About the Climate 2004

Key dates:

Budbreak: 25 April

Flowering: 10 June

Cluster thinning: Late July

Veraison: 06 August

Harvesting: 24 September



While 2003 was a heatwave year, 2004 was especially poor on the weather front, marked by relatively high rainfall and little sunshine. Luckily, September's summery conditions meant that the viticultural year ended with a flourish.



The records show no seriously cold snaps: January and February were very warm for the time of year.

Growing season:


March began with cold weather and temperatures were well below the average, accompanied by frequent frosts. April's temperatures were close to normal.

In May, temperatures varied considerably and summery conditions alternated with almost wintry spells.
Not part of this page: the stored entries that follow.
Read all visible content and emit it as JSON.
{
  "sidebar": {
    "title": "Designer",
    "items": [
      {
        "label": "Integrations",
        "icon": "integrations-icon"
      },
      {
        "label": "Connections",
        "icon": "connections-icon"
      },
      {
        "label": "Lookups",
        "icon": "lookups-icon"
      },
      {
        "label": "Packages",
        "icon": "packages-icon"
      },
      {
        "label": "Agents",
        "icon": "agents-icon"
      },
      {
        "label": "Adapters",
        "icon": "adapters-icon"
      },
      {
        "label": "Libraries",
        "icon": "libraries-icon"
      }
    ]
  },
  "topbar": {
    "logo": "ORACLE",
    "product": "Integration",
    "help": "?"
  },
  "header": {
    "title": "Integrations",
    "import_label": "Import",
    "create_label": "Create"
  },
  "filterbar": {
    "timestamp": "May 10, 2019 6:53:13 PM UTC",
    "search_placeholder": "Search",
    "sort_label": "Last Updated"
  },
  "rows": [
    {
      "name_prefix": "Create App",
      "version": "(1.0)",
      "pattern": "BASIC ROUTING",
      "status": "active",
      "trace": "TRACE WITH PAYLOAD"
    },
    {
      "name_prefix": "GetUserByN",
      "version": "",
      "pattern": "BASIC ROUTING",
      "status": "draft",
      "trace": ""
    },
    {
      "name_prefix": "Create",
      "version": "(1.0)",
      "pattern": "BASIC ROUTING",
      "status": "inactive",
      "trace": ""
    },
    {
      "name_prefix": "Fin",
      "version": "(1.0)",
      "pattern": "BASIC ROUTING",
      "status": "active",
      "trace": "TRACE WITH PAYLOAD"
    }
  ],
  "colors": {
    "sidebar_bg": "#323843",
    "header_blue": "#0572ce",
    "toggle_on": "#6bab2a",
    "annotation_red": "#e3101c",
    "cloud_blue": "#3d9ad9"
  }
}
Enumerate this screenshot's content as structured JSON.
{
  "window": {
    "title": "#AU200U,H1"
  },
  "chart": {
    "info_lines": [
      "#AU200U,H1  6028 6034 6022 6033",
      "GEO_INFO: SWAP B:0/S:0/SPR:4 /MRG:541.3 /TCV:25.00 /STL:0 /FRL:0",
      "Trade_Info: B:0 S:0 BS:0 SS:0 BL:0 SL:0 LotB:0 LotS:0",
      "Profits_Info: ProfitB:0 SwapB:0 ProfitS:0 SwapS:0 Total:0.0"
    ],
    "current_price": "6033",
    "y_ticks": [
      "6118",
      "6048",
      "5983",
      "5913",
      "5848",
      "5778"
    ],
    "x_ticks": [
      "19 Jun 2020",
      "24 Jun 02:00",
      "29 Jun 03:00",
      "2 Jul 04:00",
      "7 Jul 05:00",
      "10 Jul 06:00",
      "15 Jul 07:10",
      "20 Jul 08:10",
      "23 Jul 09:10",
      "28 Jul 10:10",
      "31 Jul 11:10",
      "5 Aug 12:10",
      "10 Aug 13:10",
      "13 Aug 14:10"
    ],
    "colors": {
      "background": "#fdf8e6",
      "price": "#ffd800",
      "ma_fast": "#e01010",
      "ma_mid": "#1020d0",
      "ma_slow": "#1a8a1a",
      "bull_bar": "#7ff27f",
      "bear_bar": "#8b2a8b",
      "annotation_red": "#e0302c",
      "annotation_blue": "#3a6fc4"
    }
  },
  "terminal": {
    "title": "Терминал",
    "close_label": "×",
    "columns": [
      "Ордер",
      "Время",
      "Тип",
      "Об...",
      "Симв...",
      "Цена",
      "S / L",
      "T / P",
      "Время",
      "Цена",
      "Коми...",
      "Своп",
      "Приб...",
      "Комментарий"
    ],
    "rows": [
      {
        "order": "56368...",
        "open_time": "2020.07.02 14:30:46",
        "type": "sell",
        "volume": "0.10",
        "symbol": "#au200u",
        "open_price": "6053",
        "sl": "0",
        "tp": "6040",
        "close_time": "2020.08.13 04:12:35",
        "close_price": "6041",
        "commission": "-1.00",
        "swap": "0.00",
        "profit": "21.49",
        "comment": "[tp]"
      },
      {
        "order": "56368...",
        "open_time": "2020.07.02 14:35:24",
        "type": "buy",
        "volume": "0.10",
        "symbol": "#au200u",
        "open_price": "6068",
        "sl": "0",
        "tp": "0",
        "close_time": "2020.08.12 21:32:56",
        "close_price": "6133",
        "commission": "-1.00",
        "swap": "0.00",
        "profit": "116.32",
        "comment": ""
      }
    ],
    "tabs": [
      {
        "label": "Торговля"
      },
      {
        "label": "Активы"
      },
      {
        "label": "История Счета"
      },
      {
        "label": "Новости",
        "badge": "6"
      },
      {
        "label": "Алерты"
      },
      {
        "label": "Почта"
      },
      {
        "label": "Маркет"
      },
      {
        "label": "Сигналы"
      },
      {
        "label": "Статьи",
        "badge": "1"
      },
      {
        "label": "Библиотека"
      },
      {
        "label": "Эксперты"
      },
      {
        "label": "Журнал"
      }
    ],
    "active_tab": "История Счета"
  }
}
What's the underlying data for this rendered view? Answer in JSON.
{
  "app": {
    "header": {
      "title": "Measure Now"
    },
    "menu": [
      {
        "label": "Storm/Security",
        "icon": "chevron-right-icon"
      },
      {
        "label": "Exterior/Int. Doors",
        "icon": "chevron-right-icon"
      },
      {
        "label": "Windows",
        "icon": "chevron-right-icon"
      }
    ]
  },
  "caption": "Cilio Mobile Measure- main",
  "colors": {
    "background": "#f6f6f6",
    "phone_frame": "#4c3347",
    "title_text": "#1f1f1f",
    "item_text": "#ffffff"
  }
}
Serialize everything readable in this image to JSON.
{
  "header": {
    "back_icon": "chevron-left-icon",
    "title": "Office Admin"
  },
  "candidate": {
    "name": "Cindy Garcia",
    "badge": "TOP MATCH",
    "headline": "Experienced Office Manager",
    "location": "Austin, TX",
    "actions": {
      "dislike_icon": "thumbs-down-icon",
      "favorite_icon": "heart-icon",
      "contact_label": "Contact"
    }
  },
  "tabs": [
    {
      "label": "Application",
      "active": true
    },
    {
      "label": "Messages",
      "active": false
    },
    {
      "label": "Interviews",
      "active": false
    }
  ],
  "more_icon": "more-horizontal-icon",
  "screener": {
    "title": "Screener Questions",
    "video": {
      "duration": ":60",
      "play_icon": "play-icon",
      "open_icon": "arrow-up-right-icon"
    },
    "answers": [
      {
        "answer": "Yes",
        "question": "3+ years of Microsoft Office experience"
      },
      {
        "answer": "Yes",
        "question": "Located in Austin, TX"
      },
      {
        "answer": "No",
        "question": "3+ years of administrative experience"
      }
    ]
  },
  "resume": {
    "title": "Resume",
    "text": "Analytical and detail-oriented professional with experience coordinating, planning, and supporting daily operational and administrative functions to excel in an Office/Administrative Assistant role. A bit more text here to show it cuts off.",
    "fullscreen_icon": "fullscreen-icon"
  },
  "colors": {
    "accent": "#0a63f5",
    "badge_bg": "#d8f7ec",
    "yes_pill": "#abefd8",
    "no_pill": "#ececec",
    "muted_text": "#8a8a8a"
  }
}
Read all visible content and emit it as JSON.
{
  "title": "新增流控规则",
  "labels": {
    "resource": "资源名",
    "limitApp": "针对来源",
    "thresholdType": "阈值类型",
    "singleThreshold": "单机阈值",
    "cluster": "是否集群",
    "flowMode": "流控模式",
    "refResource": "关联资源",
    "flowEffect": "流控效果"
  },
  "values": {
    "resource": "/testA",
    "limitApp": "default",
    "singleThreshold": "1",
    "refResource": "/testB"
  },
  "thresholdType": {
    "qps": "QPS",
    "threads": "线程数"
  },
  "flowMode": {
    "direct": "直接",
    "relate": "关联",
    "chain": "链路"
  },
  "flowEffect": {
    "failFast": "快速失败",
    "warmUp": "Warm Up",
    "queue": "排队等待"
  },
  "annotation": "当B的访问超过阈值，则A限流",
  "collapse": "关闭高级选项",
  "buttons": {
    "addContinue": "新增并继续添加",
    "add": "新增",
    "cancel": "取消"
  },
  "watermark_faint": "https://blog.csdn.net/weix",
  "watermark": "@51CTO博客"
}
 There was a lack of rainfall throughout the region. At the beginning and end of June, temperatures were close to 30°C. The lack of water continued with a monthly shortfall of 10 to 30 mm. Although June held promise for a good summer, July then quenched our enthusiasm. The first fortnight in July was cool, with minimum temperatures never managing to rise above 9°C. During the same period, frequent storms caused serious damage in some places. The sun shone only timidly throughout the month. August was especially poor, with relatively low temperatures and rainfall higher than the norm - levels were 2 to three times higher than the seasonal averages. Sunshine was largely lacking. In early September, temperatures rose to summer levels at almost 30°C. There was a good deal of sunshine, with a surplus of 40 hours. Taken from the bulletin of the plant protection service.


The harvest:

Following painstaking efforts throughout the summer (including leaf removal in July and cluster thinning at the end of July - to reduce the number of bunches and allow air to circulate around the vines - and in September - to remove grapes already showing signs of grey rot), picking began on 24 September. The grapes were carefully sorted, with the result that about 10% of the harvest was rejected. Once the healthy grapes were in vats, vinification went ahead without any particular difficulty, although this is always a time for close daily monitoring and irrevocable strategic decision-making and of intense stress.


Assessment of quality:  

After two somewhat atypical vintages, 2004 marks a return to Pinot Noir typicity; the colour is strong and deep without being intense. This vintage is exactly how we all love them to be for this grape variety - highly aromatic with a range of red fruits, and even black fruits in certain appellations, and the presence of marked, but elegant, tannins. I recommend you make the most of this typicity by serving these 2004 wines at around 3 to 5 years old for the Villages and Premier Cru appellations and 5 to 8 years old for the Grands Crus.